One test is compatibility. If you’re moving from Chicago to Atlanta to Orange County, it’s easy to transfer from one of the aforementioned churches to another, but at Joel Osteen’s Church you’d get an entirely different vibe. Similarly, if readers of Craig Groeschel or Kyle Idleman picked up one of Joyce’s books they would sense they were moving into different territory.

But earlier this month, a U.S. pastor decided to connect the dots more fully for his congregation:

I have been preaching for 20 years.  Yesterday I did something that I have never done before in a sermon.  I publicly called out false teachers and named them by name.  I said,

If you listen to Joel Osteen and Joyce Meyer, if you take what they teach seriously, it will not be good for you.  It will be detrimental to your long-term growth as a follower of Jesus.

He then goes through a list of doctrines taught by Joel and Joyce and carefully examines their doctrines. It’s a longer post requiring your time and attention, but i believe Rick Henderson has done his homework.
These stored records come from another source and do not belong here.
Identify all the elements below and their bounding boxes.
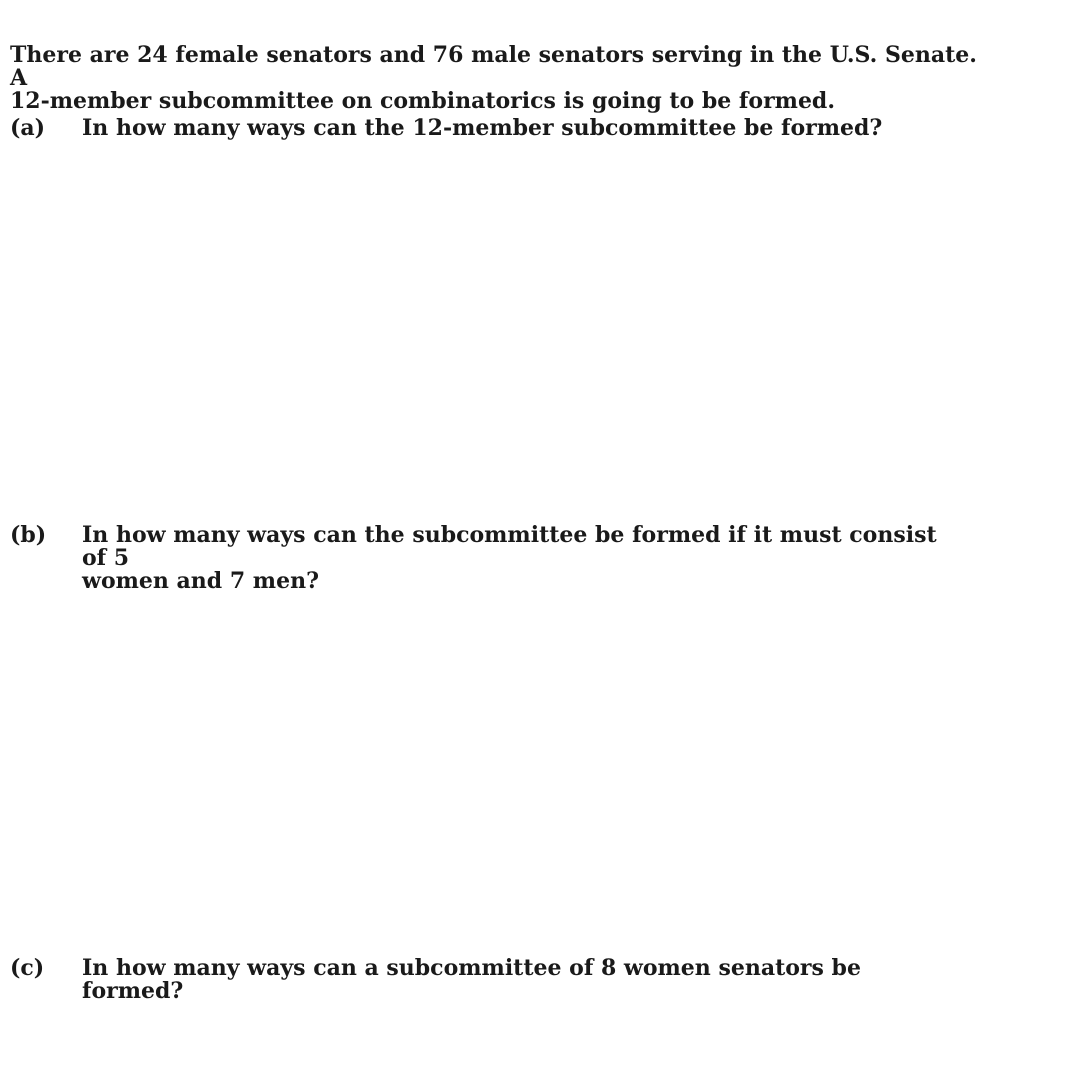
- question-a-text: [82, 117, 962, 140]
- problem-statement: [10, 44, 1000, 113]
- question-a-line-1: In how many ways can the 12-member subcommittee be formed?: [82, 115, 883, 141]
- question-a-label: (a): [10, 115, 46, 141]
- question-c-text: [82, 957, 962, 1003]
- question-b-line-1: In how many ways can the subcommittee be formed if it must consist of 5: [82, 522, 937, 571]
- question-b-text: [82, 524, 962, 593]
- question-b-label: (b): [10, 522, 47, 548]
- question-c-label: (c): [10, 955, 45, 981]
- question-c-line-1: In how many ways can a subcommittee of 8 women senators be formed?: [82, 955, 861, 1004]
- problem-statement-line-2: 12-member subcommittee on combinatorics is going to be formed.: [10, 88, 835, 114]
- question-b-line-2: women and 7 men?: [82, 568, 319, 594]
- problem-statement-line-1: There are 24 female senators and 76 male senators serving in the U.S. Senate. A: [10, 42, 977, 91]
You can read the whole piece — and the 1,050 comments received to date, by clicking here.

One of the challenges of running articles like this is that you attract all kinds of people whose comments are based entirely on a loyalty to the Bible teacher, pastor or author in question. Whether or not they read the piece in question is hard to determine. They feel it is their spiritual duty to rush to the defense of their shepherd.
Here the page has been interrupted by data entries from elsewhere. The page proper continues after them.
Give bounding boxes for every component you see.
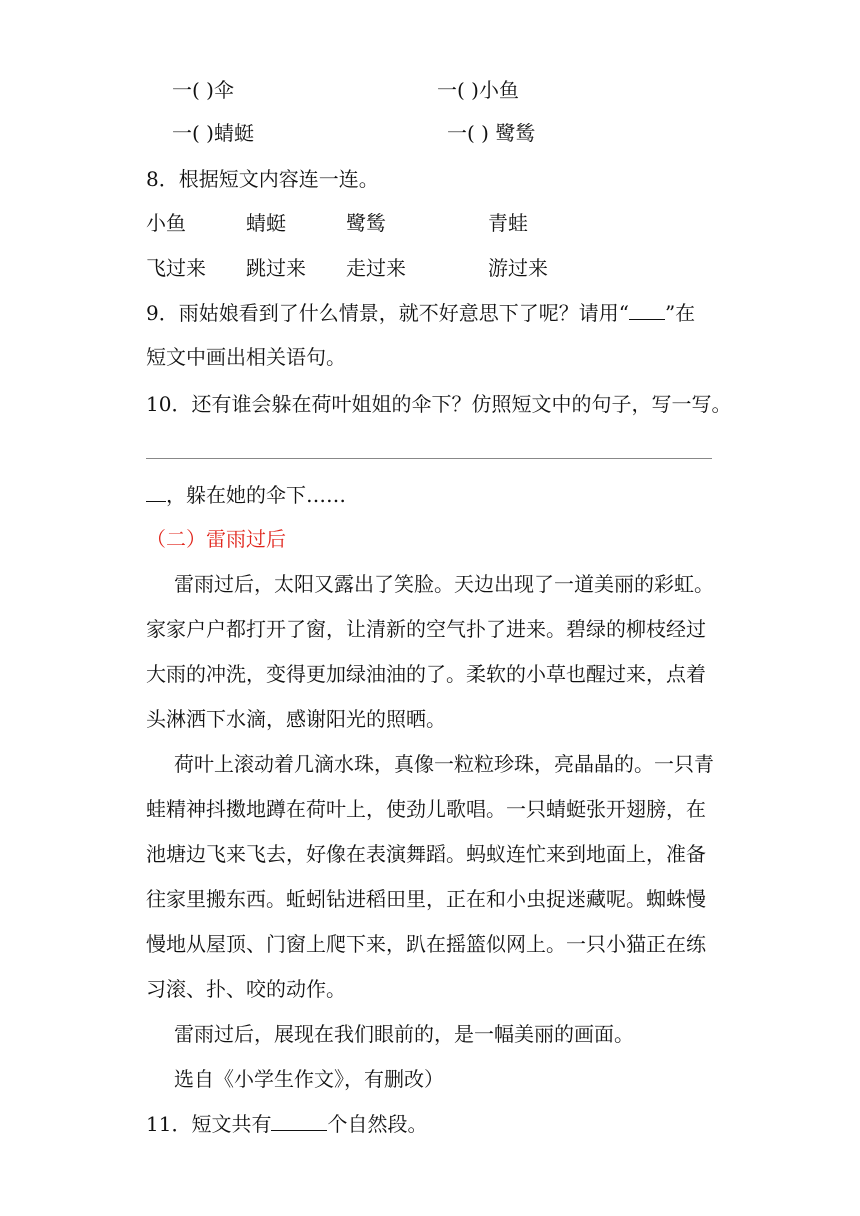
paragraph-1-line: 家家户户都打开了窗，让清新的空气扑了进来。碧绿的柳枝经过	[146, 617, 706, 641]
animal-item: 青蛙	[488, 211, 528, 235]
question-9-line-1	[146, 300, 695, 326]
fill-blank-row-2-left: 一( )蜻蜓	[172, 121, 254, 145]
paragraph-2-line: 蛙精神抖擞地蹲在荷叶上，使劲儿歌唱。一只蜻蜓张开翅膀，在	[146, 797, 706, 821]
question-11	[146, 1111, 427, 1137]
paragraph-2-line: 往家里搬东西。蚯蚓钻进稻田里，正在和小虫捉迷藏呢。蜘蛛慢	[146, 887, 706, 911]
question-9-text-a: 9．雨姑娘看到了什么情景，就不好意思下了呢？请用“	[146, 301, 629, 325]
animal-item: 鹭鸶	[346, 211, 386, 235]
question-11-prefix: 11．短文共有	[146, 1112, 272, 1136]
action-item: 游过来	[488, 256, 548, 280]
section-title: （二）雷雨过后	[146, 527, 286, 551]
source-note: 选自《小学生作文》，有删改）	[174, 1067, 444, 1091]
paragraph-1-line: 雷雨过后，太阳又露出了笑脸。天边出现了一道美丽的彩虹。	[174, 572, 714, 596]
paragraph-2-line: 习滚、扑、咬的动作。	[146, 977, 346, 1001]
paragraph-2-line: 池塘边飞来飞去，好像在表演舞蹈。蚂蚁连忙来到地面上，准备	[146, 842, 706, 866]
fill-blank-row-1-left: 一( )伞	[172, 78, 234, 102]
question-9-text-b: ”在	[664, 301, 696, 325]
answer-line[interactable]	[146, 458, 712, 459]
fill-blank-row-2-right: 一( ) 鹭鸶	[447, 121, 536, 145]
answer-tail	[146, 482, 346, 508]
answer-blank[interactable]	[146, 485, 166, 502]
question-11-suffix: 个自然段。	[327, 1112, 428, 1136]
action-item: 走过来	[346, 256, 406, 280]
underline-sample	[629, 301, 665, 320]
action-item: 跳过来	[246, 256, 306, 280]
paragraph-3: 雷雨过后，展现在我们眼前的，是一幅美丽的画面。	[174, 1022, 634, 1046]
paragraph-2-line: 慢地从屋顶、门窗上爬下来，趴在摇篮似网上。一只小猫正在练	[146, 932, 706, 956]
animal-item: 小鱼	[146, 211, 186, 235]
answer-tail-text: ，躲在她的伞下……	[166, 483, 346, 507]
paragraph-1-line: 大雨的冲洗，变得更加绿油油的了。柔软的小草也醒过来，点着	[146, 662, 706, 686]
paragraph-1-line: 头淋洒下水滴，感谢阳光的照晒。	[146, 707, 446, 731]
paragraph-count-blank[interactable]	[271, 1114, 327, 1131]
animal-item: 蜻蜓	[246, 211, 286, 235]
question-9-line-2: 短文中画出相关语句。	[146, 345, 346, 369]
fill-blank-row-1-right: 一( )小鱼	[437, 78, 519, 102]
action-item: 飞过来	[146, 256, 206, 280]
question-10: 10．还有谁会躲在荷叶姐姐的伞下？仿照短文中的句子，写一写。	[146, 392, 732, 416]
question-8: 8．根据短文内容连一连。	[146, 167, 379, 191]
paragraph-2-line: 荷叶上滚动着几滴水珠，真像一粒粒珍珠，亮晶晶的。一只青	[174, 752, 714, 776]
I know this from personal experience with articles about Joyce Meyer and James MacDonald.  In the world at large, people can look at six tenets of a person’s personal beliefs and say, “I agree with 1, 3, 4, and 6, but not number 2 or 5.” In the Christian world, there is no grace granted to those who respect a person’s ministry in several areas, but disagree with a couple of others.  Attacks are consider personal even when there is no such intention.

I once told someone I was writing a critique of a newly-released book, and they were quite upset that I had chosen to criticize it. No, sorry. A critique is not necessarily a criticism. Critical thinking is not necessarily criticism. And both are about concepts and ideas, not about individuals.

So I applaud Rick Henderson for his willingness to do the hard thing, and actually do the research necessary to prove his point.

If the prosperity doctrine is responsible for the huge migration of South Americans away from the Roman Catholic Church to the Charismatic Protestant Church, then I wonder if some of them would have been better served to have stayed where they are. In fact maybe more than just some.

Rick Henderson writes:

The Prosperity Gospel is much like all other religions in that it uses faith, it uses doing good things to leverage material blessings from God.  Essentially, use God to get things from God…

…This is not the Gospel.  This is a false Gospel.  Joel teaches that we open ourselves to God to get more from God.  He teaches that we use our words to speak into existence a better reality.  This straight from the Word of Faith Movement.  This is not what is taught throughout the New Testament.  Consider what the Apostle Paul wrote.  And remember that he wrote this while in prison.

Philippians 4:10-13 I rejoiced greatly in the Lord that at last you renewed your concern for me. Indeed, you were concerned, but you had no opportunity to show it. I am not saying this because I am in need, for I have learned to be content whatever the circumstances. I know what it is to be in need, and I know what it is to have plenty. I have learned the secret of being content in any and every situation, whether well fed or hungry, whether living in plenty or in want. I can do all this through him who gives me strength.